В Финляндии преобразования церковной жизни в собственном смысле слова начались несколько позднее, чем в метрополии - с определенностью о них можно говорить начиная со второй половины 1530-х гг. (хотя значение десятилетия 1520-х гг. как периода вызревания также не следует преуменьшать). Характер богословского образования, полученного ведущими деятелями епархии Турку в 1530 - 1540-е гг., и изменения, привнесенные ими в школьное преподавание (прежде всего в кафедральной школе Турку), говорят о том, что по своим представлениям о методах проведения преобразований они стояли ближе к Меланхтону. С другой стороны, в формировании их богословских представлений решающую роль сыграло духовное влияние Лютера, которого кое-кому из них удалось застать в Виттенберге. В частности, литургические изменения на этом этапе Реформации в Финляндии оказались более консервативными, чем даже в Швеции, не говоря уже о других лютеранских землях, что было нами рассмотрено на конкретных примерах.

Как мы смогли убедиться, церковь Финляндии, следовавшая основным тенденциям эволюции шведской церкви и подчинявшаяся распоряжениям королевской власти, на раннем этапе Реформации сохраняла известную автономность, о чем свидетельствуют рассмотренные в этой главе литургические и календарные отличия, равно как и активная роль епископа с подначальным ему капитулом.
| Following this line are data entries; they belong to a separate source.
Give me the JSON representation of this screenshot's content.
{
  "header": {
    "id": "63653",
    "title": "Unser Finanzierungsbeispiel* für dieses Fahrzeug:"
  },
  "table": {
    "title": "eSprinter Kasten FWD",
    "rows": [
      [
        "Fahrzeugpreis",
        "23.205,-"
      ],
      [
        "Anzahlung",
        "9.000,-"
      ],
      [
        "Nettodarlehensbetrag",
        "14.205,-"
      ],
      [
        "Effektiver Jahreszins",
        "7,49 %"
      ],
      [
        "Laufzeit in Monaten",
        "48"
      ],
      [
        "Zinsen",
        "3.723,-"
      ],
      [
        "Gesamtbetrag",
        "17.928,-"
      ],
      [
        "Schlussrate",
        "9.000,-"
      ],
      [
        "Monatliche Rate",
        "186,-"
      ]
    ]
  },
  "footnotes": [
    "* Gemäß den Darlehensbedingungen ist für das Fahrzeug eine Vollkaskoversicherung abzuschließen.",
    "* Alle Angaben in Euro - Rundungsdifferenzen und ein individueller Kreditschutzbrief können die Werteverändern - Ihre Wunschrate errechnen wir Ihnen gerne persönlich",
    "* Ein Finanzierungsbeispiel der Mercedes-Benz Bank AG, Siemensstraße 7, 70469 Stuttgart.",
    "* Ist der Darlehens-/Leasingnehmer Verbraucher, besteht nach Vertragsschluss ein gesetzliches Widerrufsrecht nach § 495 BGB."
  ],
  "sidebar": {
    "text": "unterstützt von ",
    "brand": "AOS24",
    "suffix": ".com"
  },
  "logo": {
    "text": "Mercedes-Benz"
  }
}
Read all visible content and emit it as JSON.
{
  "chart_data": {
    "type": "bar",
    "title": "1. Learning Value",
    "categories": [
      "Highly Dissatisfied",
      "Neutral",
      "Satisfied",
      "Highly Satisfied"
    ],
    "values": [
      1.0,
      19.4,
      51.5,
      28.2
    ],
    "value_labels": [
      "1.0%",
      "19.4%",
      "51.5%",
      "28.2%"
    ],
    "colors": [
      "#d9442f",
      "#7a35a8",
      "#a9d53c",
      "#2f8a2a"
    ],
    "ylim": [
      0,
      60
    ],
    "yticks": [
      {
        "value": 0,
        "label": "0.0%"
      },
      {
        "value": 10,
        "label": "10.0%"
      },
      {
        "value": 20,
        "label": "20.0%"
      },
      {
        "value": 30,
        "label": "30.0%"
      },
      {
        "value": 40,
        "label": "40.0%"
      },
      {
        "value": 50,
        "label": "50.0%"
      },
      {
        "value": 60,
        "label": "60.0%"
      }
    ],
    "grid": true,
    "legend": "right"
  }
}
Последствием осуществления лютеранской Реформации в Финляндии, как и повсюду в Скандинавии, стало усиление немецкого культурного влияния, которое затронуло даже сферу национального языка и само языковое мышление писавших по-фински (Klinge 1993 (2), 228 s.), что представляется особенно примечательным в виду резкого отличия финского языка от немецкого в генетическом и структурном плане (этого вопроса мы коснемся подробнее, рассматривая переводческую деятельность Микаэля Агриколы во II части, гл. I, § 9). В то же время культурные связи Финляндии с другими странами Европы в этот период существенно сузились (историки не без сожаления констатируют наступившую тогда “провинциализацию культуры”: Klinge 1977, 25 s.), т.к. победила ориентация на германский культурный мир, контакты с которым, правда, стали глубже и масштабнее (собственно говоря, эта тенденция отчетливо обозначилась уже на исходе Средневековья). В исторических трудах расхожим стало утверждение о превращении Швеции и, соответственно, Финляндии в “культурную провинцию Германии” вследствие осуществления Реформации в ее лютеранском изводе (Kouri 1982, 42 s.). С другой стороны, можно говорить об усилении в Финляндии этой (и последующей) эпохи влияния шведского языка и шведской культуры. Вследствие осуществления Реформации Финляндия оказалась более тесно привязанной к Швеции, чем это было, скажем, во времена Кальмарской унии, хотя ее особый статус в составе Шведского королевства сохранялся.